Table 2 Type-I error level (α=5 %) simulations for moderate sample sizes (n=10) with exchangeable distributions

From Table 2 an interesting phenomenon of replacement procedures with resampling scheme (IV) and (V) can be observed: The rejection rates do not converge linearly in n to α. The tests are more liberal with n=10 than with n=7. Their liberality increases with an increasing n up to the breakpoint n≈15. With larger n (e.g. n≥30), all resampling test based on drawing with replacements are accurate. The liberality of the wild bootstrap tests using Rademacher or Gaussian weights decrease. Both kind of permutation approaches, however, are still the most accurate procedures.

Now we investigate how accurate the tests control the type-I error level when both marginal distributions are different. The simulation results for different non-exchangeable distributions (a) through (d) with n=7 and varying correlations are displayed in Table 3.

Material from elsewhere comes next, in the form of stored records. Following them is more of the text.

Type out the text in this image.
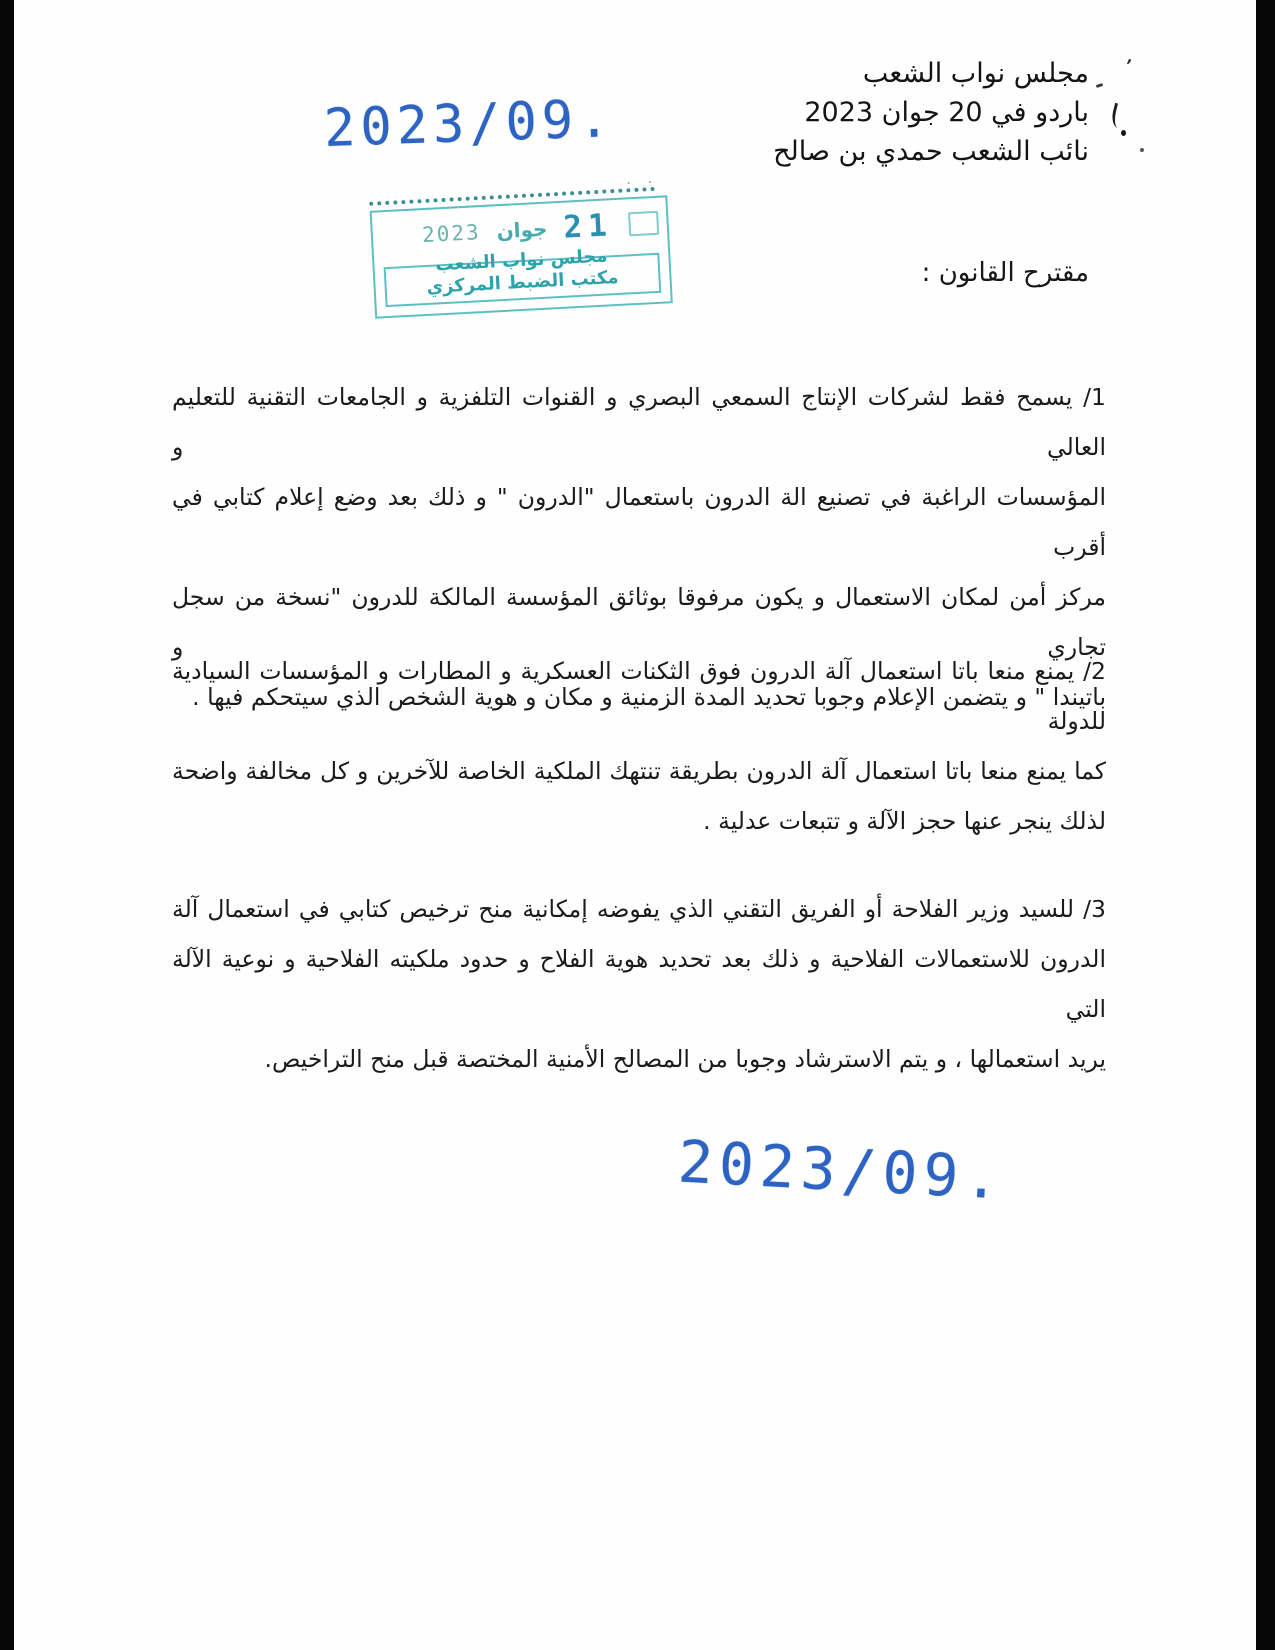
مجلس نواب الشعب
باردو في 20 جوان 2023
نائب الشعب حمدي بن صالح
’
2023/09.
· ·
21
جوان
2023
مجلس نواب الشعب
مكتب الضبط المركزي	مقترح القانون :
1/ يسمح فقط لشركات الإنتاج السمعي البصري و القنوات التلفزية و الجامعات التقنية للتعليم العالي و
المؤسسات الراغبة في تصنيع الة الدرون باستعمال "الدرون " و ذلك بعد وضع إعلام كتابي في أقرب
مركز أمن لمكان الاستعمال و يكون مرفوقا بوثائق المؤسسة المالكة للدرون "نسخة من سجل تجاري و
باتيندا " و يتضمن الإعلام وجوبا تحديد المدة الزمنية و مكان و هوية الشخص الذي سيتحكم فيها .
2/ يمنع منعا باتا استعمال آلة الدرون فوق الثكنات العسكرية و المطارات و المؤسسات السيادية للدولة
كما يمنع منعا باتا استعمال آلة الدرون بطريقة تنتهك الملكية الخاصة للآخرين و كل مخالفة واضحة
لذلك ينجر عنها حجز الآلة و تتبعات عدلية .
3/ للسيد وزير الفلاحة أو الفريق التقني الذي يفوضه إمكانية منح ترخيص كتابي في استعمال آلة
الدرون للاستعمالات الفلاحية و ذلك بعد تحديد هوية الفلاح و حدود ملكيته الفلاحية و نوعية الآلة التي
يريد استعمالها ، و يتم الاسترشاد وجوبا من المصالح الأمنية المختصة قبل منح التراخيص.
2023/09.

Table 3 Type-I error level (α=5 %) simulations for very small sample sizes (n=7) with non-exchangeable distributions (a) through (d) as described in the text

It follows from Table 3 that both the permutation approaches are accurate, even for non-exchangeable distributions, n=7, and permutations of all data X. When two distributions with extremely different shapes and negative correlations (normal versus log-normal) are compared, they tend to be slightly liberal. The same conclusions, however, can be drawn for the t-test. In Table 4 the simulation results for n=10 and the same non-exchangeable distributions are given.

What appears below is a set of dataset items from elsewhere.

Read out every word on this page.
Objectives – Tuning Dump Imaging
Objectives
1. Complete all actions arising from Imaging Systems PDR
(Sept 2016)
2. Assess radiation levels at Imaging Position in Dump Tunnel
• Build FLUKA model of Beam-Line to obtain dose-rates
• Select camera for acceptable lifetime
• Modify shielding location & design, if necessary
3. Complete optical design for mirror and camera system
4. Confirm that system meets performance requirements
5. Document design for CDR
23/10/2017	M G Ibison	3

Table 4 Type-I error level (α=5 %) simulations for moderate sample sizes (n=10) with non-exchangeable distributions (a) through (d) as described in the text

For larger n=10, both permutation approaches are accurate and demonstrate a similar behaviour to the t-test.

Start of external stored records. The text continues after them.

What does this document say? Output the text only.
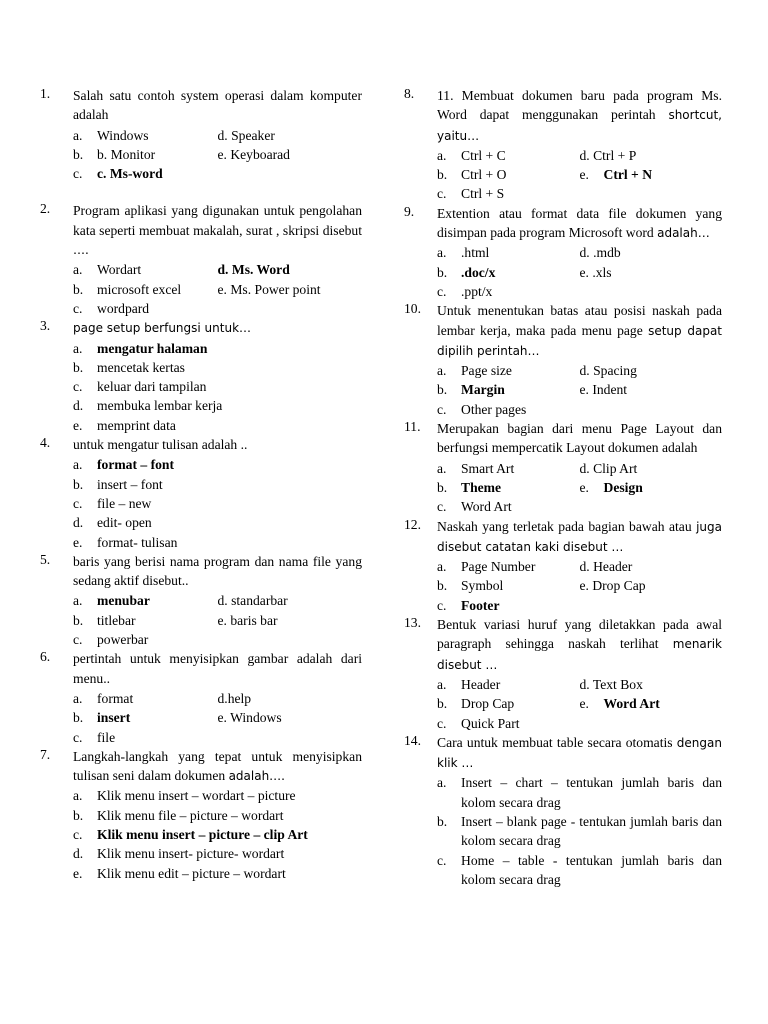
1. Salah satu contoh system operasi dalam komputer adalah
a.	Windows	d. Speaker
b.	b. Monitor	e. Keyboarad
c.	c. Ms-word
2. Program aplikasi yang digunakan untuk pengolahan kata seperti membuat makalah, surat , skripsi disebut ….
a.	Wordart	d. Ms. Word
b.	microsoft excel	e. Ms. Power point
c.	wordpard
3. page setup berfungsi untuk…
a.	mengatur halaman
b.	mencetak kertas
c.	keluar dari tampilan
d.	membuka lembar kerja
e.	memprint data
4. untuk mengatur tulisan adalah ..
a.	format – font
b.	insert – font
c.	file – new
d.	edit- open
e.	format- tulisan
5. baris yang berisi nama program dan nama file yang sedang aktif disebut..
a.	menubar	d. standarbar
b.	titlebar	e. baris bar
c.	powerbar
6. pertintah untuk menyisipkan gambar adalah dari menu..
a.	format	d.help
b.	insert	e. Windows
c.	file
7. Langkah-langkah yang tepat untuk menyisipkan tulisan seni dalam dokumen adalah….
a.	Klik menu insert – wordart – picture
b.	Klik menu file – picture – wordart
c.	Klik menu insert – picture – clip Art
d.	Klik menu insert- picture- wordart
e.	Klik menu edit – picture – wordart
8. 11. Membuat dokumen baru pada program Ms. Word dapat menggunakan perintah shortcut, yaitu…
a.	Ctrl + C	d. Ctrl + P
b.	Ctrl + O	e.	Ctrl + N
c.	Ctrl + S
9. Extention atau format data file dokumen yang disimpan pada program Microsoft word adalah…
a.	.html	d. .mdb
b.	.doc/x	e. .xls
c.	.ppt/x
10. Untuk menentukan batas atau posisi naskah pada lembar kerja, maka pada menu page setup dapat dipilih perintah…
a.	Page size	d. Spacing
b.	Margin	e. Indent
c.	Other pages
11. Merupakan bagian dari menu Page Layout dan berfungsi mempercatik Layout dokumen adalah
a.	Smart Art	d. Clip Art
b.	Theme	e.	Design
c.	Word Art
12. Naskah yang terletak pada bagian bawah atau juga disebut catatan kaki disebut …
a.	Page Number	d. Header
b.	Symbol	e. Drop Cap
c.	Footer
13. Bentuk variasi huruf yang diletakkan pada awal paragraph sehingga naskah terlihat menarik disebut …
a.	Header	d. Text Box
b.	Drop Cap	e.	Word Art
c.	Quick Part
14. Cara untuk membuat table secara otomatis dengan klik …
a.	Insert – chart – tentukan jumlah baris dan kolom secara drag
b.	Insert – blank page - tentukan jumlah baris dan kolom secara drag
c.	Home – table - tentukan jumlah baris dan kolom secara drag
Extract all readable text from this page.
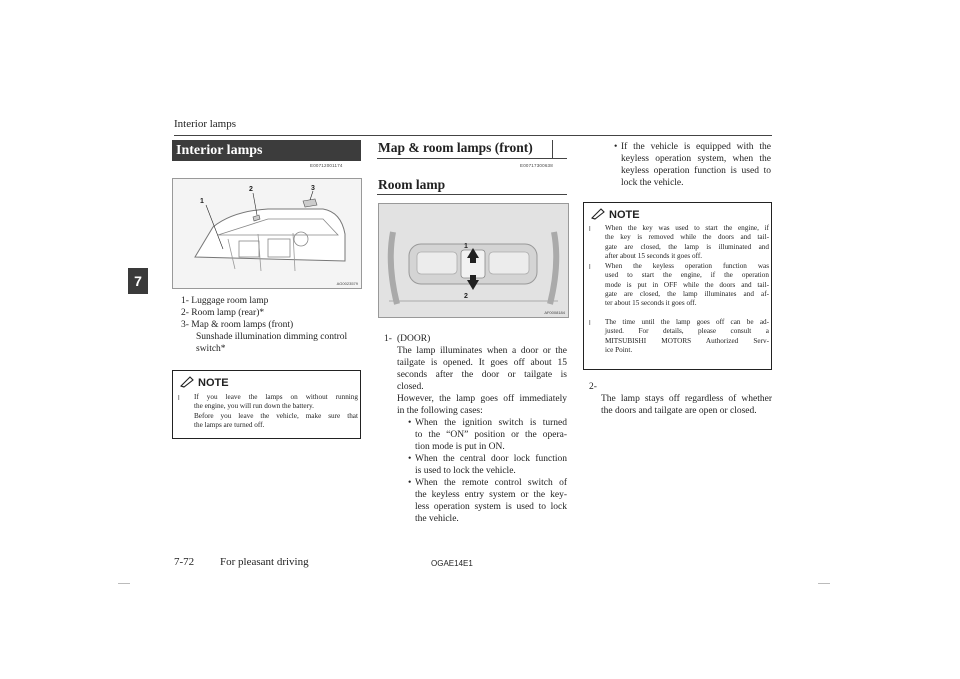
Interior lamps
7
Interior lamps
E00712001174
1
2	3
AG0023579
1- Luggage room lamp
2- Room lamp (rear)*
3- Map & room lamps (front)
Sunshade illumination dimming control
switch*
NOTE
l If you leave the lamps on without running
the engine, you will run down the battery.
Before you leave the vehicle, make sure that
the lamps are turned off.
Map & room lamps (front)
E00717300638
Room lamp
1
2
AF0008184
1- (DOOR)
The lamp illuminates when a door or the
tailgate is opened. It goes off about 15
seconds after the door or tailgate is
closed.
However, the lamp goes off immediately
in the following cases:
• When the ignition switch is turned
to the “ON” position or the opera-
tion mode is put in ON.
• When the central door lock function
is used to lock the vehicle.
• When the remote control switch of
the keyless entry system or the key-
less operation system is used to lock
the vehicle.
• If the vehicle is equipped with the
keyless operation system, when the
keyless operation function is used to
lock the vehicle.
NOTE
l When the key was used to start the engine, if
the key is removed while the doors and tail-
gate are closed, the lamp is illuminated and
after about 15 seconds it goes off.
l When the keyless operation function was
used to start the engine, if the operation
mode is put in OFF while the doors and tail-
gate are closed, the lamp illuminates and af-
ter about 15 seconds it goes off.
l The time until the lamp goes off can be ad-
justed. For details, please consult a
MITSUBISHI MOTORS Authorized Serv-
ice Point.
2-
The lamp stays off regardless of whether
the doors and tailgate are open or closed.
7-72 For pleasant driving	OGAE14E1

To compare the power of the tests, we generate bivariate normally and log-normally distributed matched pairs with n=10 and n=20, respectively, each with correlation ρ=1/2. Hereby, we shifted the data under time-point 2 with δ∈(0,1). The simulation results for n=10 are displayed in Table 5. Although both the wild bootstrap methods using Rademacher and Gaussian weights, as well as the resampling tests based on scheme (III)–(V) were quite liberal in these situations, we included them in the power simulation study. However, to give a fair comparison between the procedures, we will not grade them in detail and concentrate on the t-test and the permutation based approaches.

Table 5 Power (α=5 %) simulations for moderate sample sizes (n=10) and ρ=1/2

It follows from Table 5 that both the permutation approaches have a comparable power to the t-test under normality. Under non-normality, the power of the permutation based approaches is remarkably higher. The same conclusions can be drawn for n=20, as can be seen from Table 6.

Table 6 Power (α=5 %) simulations for moderate sample sizes (n=20) and ρ=1/2

4 Discussion

We analyzed two different permutation approaches for testing H 0:μ 1=μ 2 with paired data under non-normality. Particularly, we demonstrated that the usual assumption of exchangeability is not necessary for the construction of permutation tests. We have analytically shown that permutation approaches, which are based on permutations of all observed data (i.e. neglecting the dependency structure), are asymptotically valid procedures. The results are obtained by investigating the conditional permutation distribution of studentized statistics. All results in this paper would not hold without the studentization. The investigation of permutation techniques in heteroscedastic repeated measures designs will be part of future research.

In this paper, only mean based approaches were considered. Rank-based studentized permutation tests are proposed by Konietschke and Pauly (2012).